“Hey, how’s it going?” “Good! How are you?” “Good!” …
“Sorry” is the most over-used word in my vocabulary. A few months ago, somebody told me I say “sorry” too much, and I immediately apologized. Now, I’ve broken it down, and there are two kinds of apologies that aren’t actually apologies.
- Things we feel bad about, but did not have control over.
In order for an apology to be meaningful, it has to satisfy both of these criteria: you have to be responsible for what happened, and you have to regret what you did. If not, you are saturating the market with meaningless apologies. The one thing I actually understand about Economics is that when there’s an excessive supply of something, the value of that good decreases.
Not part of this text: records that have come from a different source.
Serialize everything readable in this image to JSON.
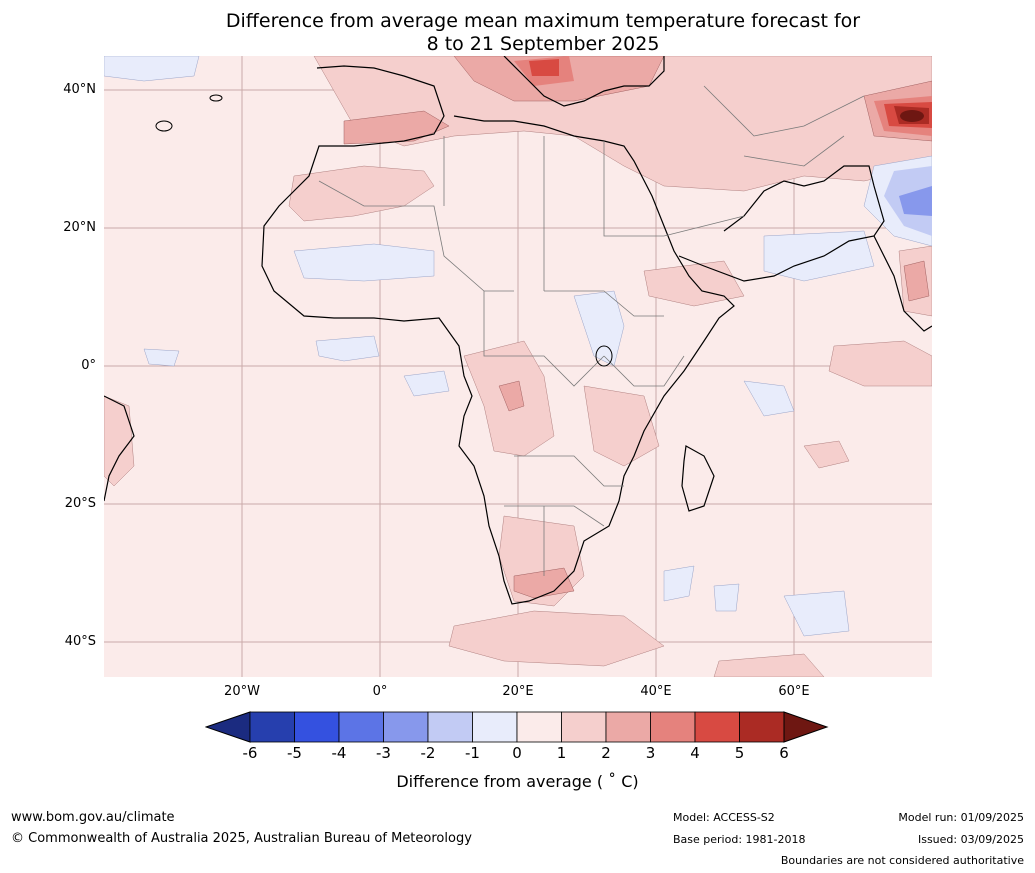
{
  "title": {
    "line1": "Difference from average mean maximum temperature forecast for",
    "line2": "8 to 21 September 2025"
  },
  "axes": {
    "lat_labels": [
      "40°N",
      "20°N",
      "0°",
      "20°S",
      "40°S"
    ],
    "lon_labels": [
      "20°W",
      "0°",
      "20°E",
      "40°E",
      "60°E"
    ]
  },
  "colorbar": {
    "title": "Difference from average ( ˚ C)",
    "ticks": [
      "-6",
      "-5",
      "-4",
      "-3",
      "-2",
      "-1",
      "0",
      "1",
      "2",
      "3",
      "4",
      "5",
      "6"
    ],
    "colors": [
      "#1b2b80",
      "#263fae",
      "#3451e0",
      "#5c74e6",
      "#8798ec",
      "#c2cbf4",
      "#e8ecfb",
      "#fbebea",
      "#f5cfcd",
      "#eba9a6",
      "#e5827d",
      "#d84a42",
      "#ab2b24",
      "#6e1712"
    ]
  },
  "footer": {
    "website": "www.bom.gov.au/climate",
    "copyright": "© Commonwealth of Australia 2025, Australian Bureau of Meteorology",
    "model": "Model: ACCESS-S2",
    "base_period": "Base period: 1981-2018",
    "model_run": "Model run: 01/09/2025",
    "issued": "Issued: 03/09/2025",
    "disclaimer": "Boundaries are not considered authoritative"
  }
}
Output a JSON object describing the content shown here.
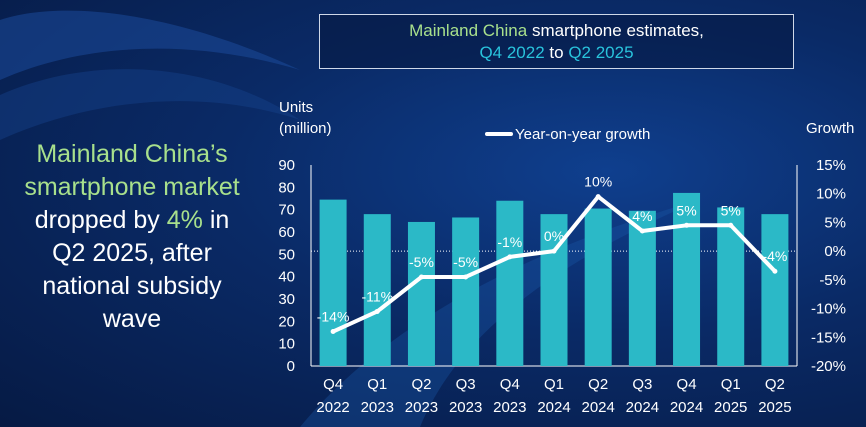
{
  "headline": {
    "line1": "Mainland China’s",
    "line2": "smartphone market",
    "line3_pre": "dropped by ",
    "line3_pct": "4%",
    "line3_post": " in",
    "line4": "Q2 2025, after",
    "line5": "national subsidy",
    "line6": "wave"
  },
  "title": {
    "part1": "Mainland China",
    "part2": " smartphone estimates,",
    "part3": "Q4 2022",
    "part4": " to ",
    "part5": "Q2 2025"
  },
  "colors": {
    "bar": "#2bb9c7",
    "line": "#ffffff",
    "highlight": "#a8e08c",
    "accent": "#29c3dc"
  },
  "chart_data": {
    "type": "bar",
    "categories": [
      [
        "Q4",
        "2022"
      ],
      [
        "Q1",
        "2023"
      ],
      [
        "Q2",
        "2023"
      ],
      [
        "Q3",
        "2023"
      ],
      [
        "Q4",
        "2023"
      ],
      [
        "Q1",
        "2024"
      ],
      [
        "Q2",
        "2024"
      ],
      [
        "Q3",
        "2024"
      ],
      [
        "Q4",
        "2024"
      ],
      [
        "Q1",
        "2025"
      ],
      [
        "Q2",
        "2025"
      ]
    ],
    "series": [
      {
        "type": "bar",
        "axis": "left",
        "values": [
          74.5,
          68,
          64.5,
          66.5,
          74,
          68,
          70.5,
          69.5,
          77.5,
          71,
          68
        ]
      },
      {
        "name": "Year-on-year growth",
        "type": "line",
        "axis": "right",
        "values": [
          -14,
          -10.5,
          -4.5,
          -4.5,
          -1,
          0,
          9.5,
          3.5,
          4.5,
          4.5,
          -3.5
        ],
        "labels": [
          "-14%",
          "-11%",
          "-5%",
          "-5%",
          "-1%",
          "0%",
          "10%",
          "4%",
          "5%",
          "5%",
          "-4%"
        ]
      }
    ],
    "ylabel_left": [
      "Units",
      "(million)"
    ],
    "ylabel_right": "Growth",
    "ylim_left": [
      0,
      90
    ],
    "yticks_left": [
      "0",
      "10",
      "20",
      "30",
      "40",
      "50",
      "60",
      "70",
      "80",
      "90"
    ],
    "ylim_right": [
      -20,
      15
    ],
    "yticks_right": [
      "-20%",
      "-15%",
      "-10%",
      "-5%",
      "0%",
      "5%",
      "10%",
      "15%"
    ],
    "legend": "top-center",
    "zero_line": "dotted"
  }
}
Another Peddie teacher told me about an apology email she received from a student last term, I’m going to read it to you, get ready, because it’ll be over before you know what hit you:
“Sorry about sleeping in class today (DNO)”
If we were playing The Price is Right right now, how much would that apology be worth to you? Sorry about sleeping in class, DNO - you just decreased the value of your apology.
In this way, words are similar to currency. We can manufacture as many of them as we want, but we need to remember – inflation applies. If you need a visual, think of Germany in the 1920s. They printed all this money to bail the country out of debt, and it became so worthless that people started using it as wallpaper, kindling, and toilet paper. It seems like a stupidly easy solution, but you can’t just print more money, and you can’t just say more “sorrys.” The real solution is to save your apologies for when you really mean it.
This idea leads us to Number two: Promises.
A lot of the talks you hear in this room are about saying “yes.” Just like groundhogs and robins, you’ll know it’s spring when nostalgic seniors start climbing up here to remind you, Peddie is an incredible place, take advantage of every opportunity, Carpe Diem… and they’re right. But the less glamorous flipside that doesn’t get talked about nearly as much is that it’s also important to learn how to say no to stuff.